Tuesday, October 11, 2011

Tisarian's Treasure: An Example of an Indie Published Ebook Done Right

Tisarian's Treasure
J. M. Martin
Cover by Peter Ortiz, interior illustrations by Julie Dillon
ebook 0.99, paperback $5.99

There's been a lot of discussion online over the last year about the quality of what are called indie published books by their proponents and disparagingly called self-published books by the publishing, agenting, and critical establishment.  You can probably tell from the title of this post as well as how I worded the previous sentence which side of the issue I come down on.

So, rather than simply discuss the merits of the story and the writing itself  in this novella, which I will do, I'd like, begging the indulgence of the author and artists, to go beyond that and discuss the qualities of the publishing as well. 

Most opponents of indie publishing will try to scare you with Chicken Little-esque cries of "You won't be able to find any quality; you'll be buried in a sea of crap!" 

Like we aren't now.  Sturgeon's Law has never been repealed and never will be.  For those of you who don't know, Sturgeon's Law, after the science fiction and fantasy author Theodore Sturgeon, simply says that 90% of everything is crap.  I submit for your consideration what's on most bookstore shelves.

Fortunately, Tisarian's Treasure is in the 10%.  We'll start with the story and the writing since those are what will ultimately make or break an ebook.  (I'm going to confine my comments to the ebook since that's what I have.)  Problems of formatting can be fixed much more quickly and easily than problems of story and writing.

The writing is fluid and smooth, in the style of an old fashioned pirate novel, which is what this essentially is, with fantasy elements thrown in for fun.  Mr.
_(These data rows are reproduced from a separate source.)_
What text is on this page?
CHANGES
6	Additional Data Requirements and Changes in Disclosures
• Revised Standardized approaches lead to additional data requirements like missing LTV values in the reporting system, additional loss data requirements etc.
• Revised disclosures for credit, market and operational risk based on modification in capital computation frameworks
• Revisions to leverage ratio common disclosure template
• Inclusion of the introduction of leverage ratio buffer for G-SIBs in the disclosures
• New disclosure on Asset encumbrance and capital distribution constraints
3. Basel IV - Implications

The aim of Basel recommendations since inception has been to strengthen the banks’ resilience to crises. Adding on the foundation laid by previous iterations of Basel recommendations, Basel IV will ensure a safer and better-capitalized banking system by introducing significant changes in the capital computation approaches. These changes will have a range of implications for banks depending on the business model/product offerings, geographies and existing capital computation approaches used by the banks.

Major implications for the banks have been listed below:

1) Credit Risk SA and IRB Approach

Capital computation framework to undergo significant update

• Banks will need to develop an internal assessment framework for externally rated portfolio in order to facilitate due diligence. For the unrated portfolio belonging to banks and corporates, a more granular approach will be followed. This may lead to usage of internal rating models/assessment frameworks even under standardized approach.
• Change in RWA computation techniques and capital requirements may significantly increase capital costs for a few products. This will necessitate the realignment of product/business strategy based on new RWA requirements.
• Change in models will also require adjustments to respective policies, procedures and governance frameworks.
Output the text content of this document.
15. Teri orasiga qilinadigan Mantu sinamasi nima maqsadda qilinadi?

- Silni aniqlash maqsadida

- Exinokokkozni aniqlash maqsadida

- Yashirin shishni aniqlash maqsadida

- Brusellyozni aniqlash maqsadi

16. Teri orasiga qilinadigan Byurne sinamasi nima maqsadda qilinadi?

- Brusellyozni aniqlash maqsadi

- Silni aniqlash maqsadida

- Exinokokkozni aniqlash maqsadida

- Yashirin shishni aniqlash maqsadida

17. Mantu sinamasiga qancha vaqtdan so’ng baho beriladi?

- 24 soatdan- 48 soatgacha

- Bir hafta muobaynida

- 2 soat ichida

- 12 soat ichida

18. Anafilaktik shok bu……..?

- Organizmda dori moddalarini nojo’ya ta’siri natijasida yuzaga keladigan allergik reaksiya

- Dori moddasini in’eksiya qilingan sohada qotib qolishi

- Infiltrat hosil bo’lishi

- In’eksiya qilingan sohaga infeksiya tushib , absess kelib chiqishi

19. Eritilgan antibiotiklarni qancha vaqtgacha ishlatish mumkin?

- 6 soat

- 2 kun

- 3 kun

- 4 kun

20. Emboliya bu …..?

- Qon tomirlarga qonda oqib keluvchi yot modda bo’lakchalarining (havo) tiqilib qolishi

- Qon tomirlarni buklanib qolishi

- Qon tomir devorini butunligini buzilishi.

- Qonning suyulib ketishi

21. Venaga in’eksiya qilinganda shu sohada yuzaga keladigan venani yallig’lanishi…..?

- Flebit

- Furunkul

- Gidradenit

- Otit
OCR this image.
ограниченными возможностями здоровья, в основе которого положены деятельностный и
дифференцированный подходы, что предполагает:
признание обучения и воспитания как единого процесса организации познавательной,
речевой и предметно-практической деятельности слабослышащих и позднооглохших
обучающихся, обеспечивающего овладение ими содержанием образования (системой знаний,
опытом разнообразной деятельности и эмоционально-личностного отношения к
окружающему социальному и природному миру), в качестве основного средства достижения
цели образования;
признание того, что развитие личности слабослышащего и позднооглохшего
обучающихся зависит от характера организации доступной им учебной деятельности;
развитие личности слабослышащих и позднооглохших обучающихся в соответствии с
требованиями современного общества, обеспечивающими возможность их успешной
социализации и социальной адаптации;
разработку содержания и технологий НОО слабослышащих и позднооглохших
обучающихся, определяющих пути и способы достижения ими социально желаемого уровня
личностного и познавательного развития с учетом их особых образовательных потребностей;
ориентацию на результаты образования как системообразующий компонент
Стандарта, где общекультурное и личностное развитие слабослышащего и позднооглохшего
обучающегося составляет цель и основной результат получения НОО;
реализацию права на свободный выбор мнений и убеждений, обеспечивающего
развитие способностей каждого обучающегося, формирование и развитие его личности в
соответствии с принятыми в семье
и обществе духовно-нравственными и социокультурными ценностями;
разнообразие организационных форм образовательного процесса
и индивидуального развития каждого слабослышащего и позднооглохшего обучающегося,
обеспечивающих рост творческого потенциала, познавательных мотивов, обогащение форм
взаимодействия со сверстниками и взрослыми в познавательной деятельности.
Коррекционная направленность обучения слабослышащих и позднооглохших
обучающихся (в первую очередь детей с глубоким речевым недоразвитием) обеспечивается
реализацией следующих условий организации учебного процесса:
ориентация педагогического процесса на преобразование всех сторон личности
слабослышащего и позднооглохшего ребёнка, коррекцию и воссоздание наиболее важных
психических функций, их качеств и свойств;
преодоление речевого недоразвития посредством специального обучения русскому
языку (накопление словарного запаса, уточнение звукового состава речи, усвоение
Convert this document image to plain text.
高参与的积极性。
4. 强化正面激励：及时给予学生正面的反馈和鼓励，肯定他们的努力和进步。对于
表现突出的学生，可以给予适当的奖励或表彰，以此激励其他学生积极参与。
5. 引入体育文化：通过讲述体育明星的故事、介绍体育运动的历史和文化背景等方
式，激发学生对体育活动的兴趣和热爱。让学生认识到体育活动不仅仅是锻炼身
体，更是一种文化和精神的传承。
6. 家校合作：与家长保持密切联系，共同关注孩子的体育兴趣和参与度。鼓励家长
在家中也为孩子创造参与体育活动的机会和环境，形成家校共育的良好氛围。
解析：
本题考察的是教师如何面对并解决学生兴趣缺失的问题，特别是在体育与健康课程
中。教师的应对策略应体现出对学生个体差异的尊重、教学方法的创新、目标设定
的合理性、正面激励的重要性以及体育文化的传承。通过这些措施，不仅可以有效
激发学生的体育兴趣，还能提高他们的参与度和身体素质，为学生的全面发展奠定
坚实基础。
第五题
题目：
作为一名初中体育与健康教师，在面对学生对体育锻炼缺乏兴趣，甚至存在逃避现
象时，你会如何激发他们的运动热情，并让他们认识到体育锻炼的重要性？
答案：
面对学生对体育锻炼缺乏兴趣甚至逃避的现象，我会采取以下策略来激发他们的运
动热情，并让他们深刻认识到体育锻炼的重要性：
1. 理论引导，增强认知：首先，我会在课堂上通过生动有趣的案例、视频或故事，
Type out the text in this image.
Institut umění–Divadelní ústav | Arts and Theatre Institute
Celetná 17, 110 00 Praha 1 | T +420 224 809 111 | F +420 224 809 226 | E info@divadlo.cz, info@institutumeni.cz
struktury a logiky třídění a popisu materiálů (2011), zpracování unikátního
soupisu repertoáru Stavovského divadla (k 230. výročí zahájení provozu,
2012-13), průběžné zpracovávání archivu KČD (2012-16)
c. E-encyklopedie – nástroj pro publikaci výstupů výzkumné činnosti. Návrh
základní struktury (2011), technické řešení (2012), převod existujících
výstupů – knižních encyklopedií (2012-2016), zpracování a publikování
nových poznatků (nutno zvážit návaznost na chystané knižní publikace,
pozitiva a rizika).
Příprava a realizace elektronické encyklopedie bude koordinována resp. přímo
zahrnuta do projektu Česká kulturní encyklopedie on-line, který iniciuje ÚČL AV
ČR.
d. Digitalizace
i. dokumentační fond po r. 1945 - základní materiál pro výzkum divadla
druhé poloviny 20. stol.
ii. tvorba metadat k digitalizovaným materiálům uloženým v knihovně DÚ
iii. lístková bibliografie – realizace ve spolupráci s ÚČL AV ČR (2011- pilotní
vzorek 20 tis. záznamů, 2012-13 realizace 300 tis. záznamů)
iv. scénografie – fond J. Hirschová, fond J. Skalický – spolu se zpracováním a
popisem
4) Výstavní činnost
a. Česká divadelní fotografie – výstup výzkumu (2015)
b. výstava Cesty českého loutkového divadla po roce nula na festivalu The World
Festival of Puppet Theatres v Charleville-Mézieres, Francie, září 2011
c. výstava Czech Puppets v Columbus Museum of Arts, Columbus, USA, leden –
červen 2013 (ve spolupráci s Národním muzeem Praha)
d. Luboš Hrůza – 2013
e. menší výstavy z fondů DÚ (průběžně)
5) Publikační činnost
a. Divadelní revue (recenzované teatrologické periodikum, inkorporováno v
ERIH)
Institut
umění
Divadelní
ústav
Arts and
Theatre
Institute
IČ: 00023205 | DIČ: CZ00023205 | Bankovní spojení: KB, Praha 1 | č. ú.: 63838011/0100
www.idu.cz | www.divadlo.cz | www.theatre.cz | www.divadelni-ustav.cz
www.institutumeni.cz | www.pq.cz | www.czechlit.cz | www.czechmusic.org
Martin paints in both broad swathes and in detail, and his prose is lyrical and highly readable.

It's the story of Dr. Alexandre Mallory, who finds himself marooned on an island with a handful of other survivors of an attack by the pirate Thadieus Drake.  Dr. Mallory has recently been in the service of said Captain Drake, although unwillingly.  Also with them is Oberon Teag, a pirate who has a tattoo on his back showing the location of the famed Tisarian's Treasure.  It's on the island they on which they've taken refuge.

Also in the group is the woman Katalin, who has mild prophetic powers.  She's brave, beautiful, strong-willed, and one of the most interesting characters in the novella.

The plot, the characters, and the dialogue are all first rate.  The characters exhibit courage, treachery, ambition, and sacrifice.  They grow and change.  The ending is satisfying, and there's room for more installments.  (That's a hint, J. M.)

This story is set in the author's world of Khaladune.  I'd like to sail these seas and visit this world again.  Fortunately, I will.  There's a Khaladune story in the anthology Dark Heroes, which I hope to finish and review sometime next week.

Now, let's look at the production values.  The cover art is gorgeous, of a professional level I'd expect from New York on a major fantasy novel.  The b&w interior illustrations are a nice added bonus, and while Ms. Dillon's views of the characters don't exactly match mine, they are well done and add a level of value to the book. 

The formatting on the epub (Nook) version is better than what I've read in ebooks by major publishers.  There were no missing line breaks between paragraphs because there were no line breaks between paragraphs.  Instead, the paragraphs were indented, just like in a print book.  I can't tell you how much I appreciated that touch.  I hate line breaks between paragraphs when I'm reading fiction.  None of the lines extended off the page like those of a certain publisher I'll not name sometimes do.  In fact, the only odd thing about the formatting was that occasionally a page number would skip.  That's a page number, not a page.  And it wasn't a big deal.

In short, Tisarian's Treasure had everything I'm looking for in an ebook.  Captivating story, highly readable prose, professional art, and well-done formatting. 

Tisarian's Treasure is available for both Kindle and Nook, with a paper edition available for those you haven't gotten an ereader. This is one you will want to check out.


  1. Sturgeon's law has always held and it's still the same as you say. I see some real crap that is Indie published, and also plenty of real gems that have been polished to shine.

  2. Right you are, Charles, on all points. There are some gems out there in the crap, and I wanted to take the opportunity to point one out. It's word of mouth that will cause the gems to get the attention they deserve and motivate readers to develop standards for indie published books.

    I started an indie novel yesterday that so far hasn't disappointed me. I should have the review up in a few days.

  3. Thank you so much, my friend. I am honored by your wonderful review. :)

  4. You're quite welcome. I thoroughly enjoyed the book and look forward to reading more in this world. You did everything right in putting this one together. At some point next year, when I get some of my work ready to publish, I'd like to pick your brain about the details of the process.